It took about three hours to arrive at my destination–the studios of KCUR 89.3 in Kansas City, Missouri, an affiliate of NPR, National Public Radio. Now 11 a.m. Friday, July 19, 2019, I am in a recording studio. It’s kinda cool to sit in front of a funky-looking microphone and listen through headphones to what is being said, what I am saying.

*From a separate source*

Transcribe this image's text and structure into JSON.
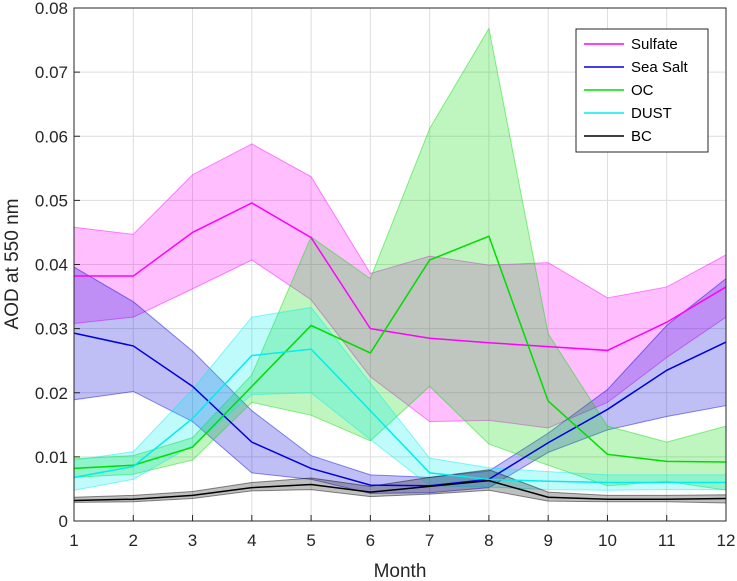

This is an interview for part of an upcoming series of NPR podcasts about lesser known community histories. Producer Suzanne Hogan contacted me for this interview after reading my book JIM aka The Wonder Dog. Jim was an actual dog that lived in Missouri from 1925-1937. He had some very unusual talents which have never been explained, even today. Although Jim lived in three towns in Missouri, Marshall is the community that has taken Jim to heart and is doing what it can to keep the dog’s memory alive. There is a Jim the Wonder Dog park located in the exact spot where the Ruff Hotel was. That also happens to be where Jim lived. There is a museum next to the park.
My interview is scheduled to be aired in November 2019.
Stay tuned.
PS: A note from Suzanne: “The interview sounds good.”
When I was a 20-something I lived in Marshall, MO, and worked in an office of the Missouri Valley College there in Marshall. One day in the office all the buzz was about a discovery the newly hired librarian had made. It seems the former librarian, who had retired, had placed a stack of books in the vault “never to be placed on the college bookshelves.” Among her personally banned books was one written in 1942 by Clarence Dewey Mitchell titled Jim The Wonder Dog.